“Did you think me a spook?” he laughed unsteadily. “It does seem almost impossible. I’ve fairly come back from the dead! Did you get my letter? I wrote you from London.”
“No—no, I’ve had no letter. I could scarcely believe that you had come back!”
She was trembling; she saw the look in his eyes and knew that he loved her. And how wasted he was, how pale! Here was a man who had indeed been near to death. She fought for time.
“I had given up all hope long ago,” she faltered. “The others were rescued; they believed you had been lost.”
As she spoke, she again raised her eyes to his, trying to find some reassurance there, something that would refute the horrible fear that wrung her heart; but what she saw made her look down, and a deep flush mounted slowly and painfully over her pale face.
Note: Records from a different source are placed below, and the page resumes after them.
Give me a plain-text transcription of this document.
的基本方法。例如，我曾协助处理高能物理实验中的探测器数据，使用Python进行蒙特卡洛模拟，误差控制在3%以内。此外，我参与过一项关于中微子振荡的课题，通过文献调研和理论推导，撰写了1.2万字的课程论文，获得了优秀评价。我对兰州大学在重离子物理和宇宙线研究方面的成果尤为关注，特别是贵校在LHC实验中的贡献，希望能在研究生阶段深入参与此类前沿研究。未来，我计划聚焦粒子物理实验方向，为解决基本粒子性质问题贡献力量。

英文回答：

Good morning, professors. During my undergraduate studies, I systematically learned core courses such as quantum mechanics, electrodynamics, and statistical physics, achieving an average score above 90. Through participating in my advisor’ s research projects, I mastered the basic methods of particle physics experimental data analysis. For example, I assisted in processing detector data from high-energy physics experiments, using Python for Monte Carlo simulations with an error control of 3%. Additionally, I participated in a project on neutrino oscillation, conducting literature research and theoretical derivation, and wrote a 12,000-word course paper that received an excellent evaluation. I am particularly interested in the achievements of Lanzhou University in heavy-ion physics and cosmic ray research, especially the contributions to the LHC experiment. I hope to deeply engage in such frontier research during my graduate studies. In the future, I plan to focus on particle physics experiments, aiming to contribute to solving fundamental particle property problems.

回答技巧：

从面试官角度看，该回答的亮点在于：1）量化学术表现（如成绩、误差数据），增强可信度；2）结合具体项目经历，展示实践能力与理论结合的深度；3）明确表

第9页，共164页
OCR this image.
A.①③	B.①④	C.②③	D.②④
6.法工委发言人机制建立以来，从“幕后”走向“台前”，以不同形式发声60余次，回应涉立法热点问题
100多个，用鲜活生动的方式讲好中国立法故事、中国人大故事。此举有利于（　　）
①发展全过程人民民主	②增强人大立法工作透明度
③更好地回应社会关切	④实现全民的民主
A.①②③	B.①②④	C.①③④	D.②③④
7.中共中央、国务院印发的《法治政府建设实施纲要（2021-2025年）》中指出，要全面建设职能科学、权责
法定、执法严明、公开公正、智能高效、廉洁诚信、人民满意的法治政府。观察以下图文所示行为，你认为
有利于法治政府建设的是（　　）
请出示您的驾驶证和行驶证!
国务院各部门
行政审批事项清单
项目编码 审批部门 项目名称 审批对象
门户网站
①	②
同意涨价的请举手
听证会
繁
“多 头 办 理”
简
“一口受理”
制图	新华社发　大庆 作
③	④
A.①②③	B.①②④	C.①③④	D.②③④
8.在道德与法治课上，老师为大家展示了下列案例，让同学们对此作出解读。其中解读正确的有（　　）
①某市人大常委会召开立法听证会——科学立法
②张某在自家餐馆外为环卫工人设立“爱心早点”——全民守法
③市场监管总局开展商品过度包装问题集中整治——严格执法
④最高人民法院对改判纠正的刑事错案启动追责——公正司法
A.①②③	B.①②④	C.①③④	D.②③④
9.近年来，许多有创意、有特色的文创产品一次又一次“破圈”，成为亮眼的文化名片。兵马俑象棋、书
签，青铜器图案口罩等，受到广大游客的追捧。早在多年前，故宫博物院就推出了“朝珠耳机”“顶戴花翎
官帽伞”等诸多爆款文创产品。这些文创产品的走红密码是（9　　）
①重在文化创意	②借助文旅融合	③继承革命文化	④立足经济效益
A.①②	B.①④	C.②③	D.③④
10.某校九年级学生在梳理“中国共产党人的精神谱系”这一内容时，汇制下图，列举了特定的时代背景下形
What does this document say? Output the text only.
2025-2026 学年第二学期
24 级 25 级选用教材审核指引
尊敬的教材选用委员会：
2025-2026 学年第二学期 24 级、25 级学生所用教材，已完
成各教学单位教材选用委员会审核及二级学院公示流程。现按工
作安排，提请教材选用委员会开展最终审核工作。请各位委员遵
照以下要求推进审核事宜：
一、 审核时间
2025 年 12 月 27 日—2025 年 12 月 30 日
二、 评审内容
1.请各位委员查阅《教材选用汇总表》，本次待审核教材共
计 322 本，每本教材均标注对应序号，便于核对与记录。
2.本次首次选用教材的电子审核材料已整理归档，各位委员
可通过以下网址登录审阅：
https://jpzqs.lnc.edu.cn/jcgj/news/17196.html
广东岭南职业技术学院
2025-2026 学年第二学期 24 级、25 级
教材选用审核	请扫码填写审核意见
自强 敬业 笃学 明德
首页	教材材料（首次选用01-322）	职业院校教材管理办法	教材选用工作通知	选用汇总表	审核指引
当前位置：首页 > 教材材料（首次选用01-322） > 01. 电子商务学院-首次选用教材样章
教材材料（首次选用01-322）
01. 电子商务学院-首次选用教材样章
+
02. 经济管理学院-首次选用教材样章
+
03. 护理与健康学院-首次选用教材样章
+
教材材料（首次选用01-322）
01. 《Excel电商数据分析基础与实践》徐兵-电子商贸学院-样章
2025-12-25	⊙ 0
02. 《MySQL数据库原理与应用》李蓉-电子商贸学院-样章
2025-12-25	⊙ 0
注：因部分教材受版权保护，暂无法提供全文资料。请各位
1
“I was as nearly dead as a man could be and live,” he answered soberly. “I can feel the frozen horror of it now, the creeping drowsiness—can see that bleak, inexorable wilderness where I was deserted and left to die!”
He paused, as if the mere thought of it made utterance impossible, as if he had faced a crisis so terrible and so deathlike that it must remain forever inarticulate.
“Left to die!” she repeated in a broken voice, feeling that the very earth sank beneath her feet. “Deserted! What can you mean?”
She was trying to be calm, but a nervous chill shook her from head to foot. He saw it; he caught her hands in his again.
“Diane, you care!” he breathed with deep emotion. “What does anything matter, then. I’ve come back and I’ve found you, my love, my love!”